This work identifies a critical trade-off in Reinforcement Fine-Tuning (RFT): while RFT enhances large language models’ (LLMs) reasoning capabilities, it severely degrades their ability to abstain from answering unanswerable questions—a phenomenon termed the “hallucination tax,” wherein models generate high-confidence hallucinated responses to unanswerable queries. To address this, the authors formally define and quantify the hallucination tax, introduce SUM—a high-quality synthetic benchmark of unanswerable mathematical problems—and propose a data augmentation method based on SUM. Using only 10% unanswerable samples from SUM, their approach effectively restores model uncertainty awareness and abstention behavior, enabling inference-time uncertainty calibration. Experiments show that RFT reduces abstention rates by over 80%; integrating SUM recovers and even exceeds baseline abstention performance, generalizing robustly to out-of-domain mathematical and factual QA tasks, while preserving near-original accuracy on primary reasoning tasks.

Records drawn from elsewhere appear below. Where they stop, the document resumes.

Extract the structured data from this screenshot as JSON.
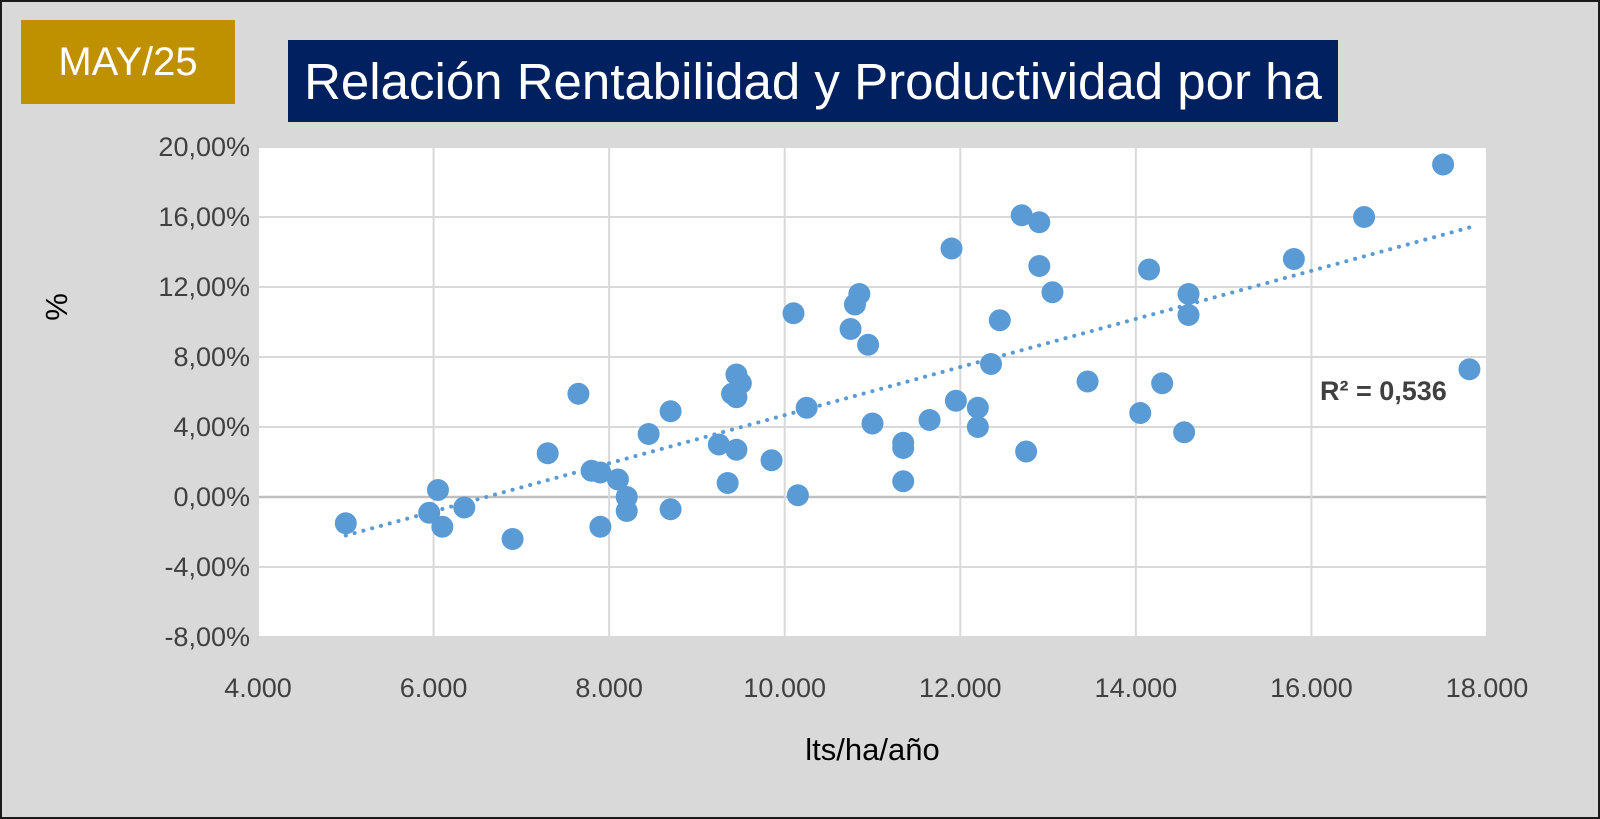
{
  "badge": {
    "label": "MAY/25"
  },
  "colors": {
    "badge_bg": "#bf9000",
    "title_bg": "#002060",
    "point": "#5b9bd5",
    "grid": "#d9d9d9",
    "zero_line": "#bfbfbf"
  },
  "chart_data": {
    "type": "scatter",
    "title": "Relación Rentabilidad y Productividad por ha",
    "xlabel": "lts/ha/año",
    "ylabel": "%",
    "xlim": [
      4000,
      18000
    ],
    "ylim": [
      -8,
      20
    ],
    "x_ticks": [
      4000,
      6000,
      8000,
      10000,
      12000,
      14000,
      16000,
      18000
    ],
    "x_tick_labels": [
      "4.000",
      "6.000",
      "8.000",
      "10.000",
      "12.000",
      "14.000",
      "16.000",
      "18.000"
    ],
    "y_ticks": [
      -8,
      -4,
      0,
      4,
      8,
      12,
      16,
      20
    ],
    "y_tick_labels": [
      "-8,00%",
      "-4,00%",
      "0,00%",
      "4,00%",
      "8,00%",
      "12,00%",
      "16,00%",
      "20,00%"
    ],
    "grid": true,
    "legend": "none",
    "trendline": {
      "type": "linear",
      "style": "dotted",
      "x_range": [
        5000,
        17800
      ],
      "y_start": -2.2,
      "y_end": 15.4,
      "r2_label": "R² = 0,536"
    },
    "points": [
      [
        5000,
        -1.5
      ],
      [
        5950,
        -0.9
      ],
      [
        6050,
        0.4
      ],
      [
        6100,
        -1.7
      ],
      [
        6350,
        -0.6
      ],
      [
        6900,
        -2.4
      ],
      [
        7300,
        2.5
      ],
      [
        7650,
        5.9
      ],
      [
        7800,
        1.5
      ],
      [
        7900,
        1.4
      ],
      [
        7900,
        -1.7
      ],
      [
        8100,
        1.0
      ],
      [
        8200,
        0.0
      ],
      [
        8200,
        -0.8
      ],
      [
        8450,
        3.6
      ],
      [
        8700,
        4.9
      ],
      [
        8700,
        -0.7
      ],
      [
        9250,
        3.0
      ],
      [
        9350,
        0.8
      ],
      [
        9400,
        5.9
      ],
      [
        9450,
        5.7
      ],
      [
        9450,
        7.0
      ],
      [
        9500,
        6.5
      ],
      [
        9450,
        2.7
      ],
      [
        9850,
        2.1
      ],
      [
        10100,
        10.5
      ],
      [
        10150,
        0.1
      ],
      [
        10250,
        5.1
      ],
      [
        10750,
        9.6
      ],
      [
        10800,
        11.0
      ],
      [
        10850,
        11.6
      ],
      [
        10950,
        8.7
      ],
      [
        11000,
        4.2
      ],
      [
        11350,
        2.8
      ],
      [
        11350,
        3.1
      ],
      [
        11350,
        0.9
      ],
      [
        11650,
        4.4
      ],
      [
        11900,
        14.2
      ],
      [
        11950,
        5.5
      ],
      [
        12200,
        5.1
      ],
      [
        12200,
        4.0
      ],
      [
        12350,
        7.6
      ],
      [
        12450,
        10.1
      ],
      [
        12700,
        16.1
      ],
      [
        12750,
        2.6
      ],
      [
        12900,
        15.7
      ],
      [
        12900,
        13.2
      ],
      [
        13050,
        11.7
      ],
      [
        13450,
        6.6
      ],
      [
        14050,
        4.8
      ],
      [
        14150,
        13.0
      ],
      [
        14300,
        6.5
      ],
      [
        14550,
        3.7
      ],
      [
        14600,
        11.6
      ],
      [
        14600,
        10.4
      ],
      [
        15800,
        13.6
      ],
      [
        16600,
        16.0
      ],
      [
        17500,
        19.0
      ],
      [
        17800,
        7.3
      ]
    ]
  }
}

Reinforcement finetuning (RFT) has become a standard approach for enhancing the reasoning capabilities of large language models (LLMs). However, its impact on model trustworthiness remains underexplored. In this work, we identify and systematically study a critical side effect of RFT, which we term the hallucination tax: a degradation in refusal behavior causing models to produce hallucinated answers to unanswerable questions confidently. To investigate this, we introduce SUM (Synthetic Unanswerable Math), a high-quality dataset of unanswerable math problems designed to probe models' ability to recognize an unanswerable question by reasoning from the insufficient or ambiguous information. Our results show that standard RFT training could reduce model refusal rates by more than 80%, which significantly increases model's tendency to hallucinate. We further demonstrate that incorporating just 10% SUM during RFT substantially restores appropriate refusal behavior, with minimal accuracy trade-offs on solvable tasks. Crucially, this approach enables LLMs to leverage inference-time compute to reason about their own uncertainty and knowledge boundaries, improving generalization not only to out-of-domain math problems but also to factual question answering tasks.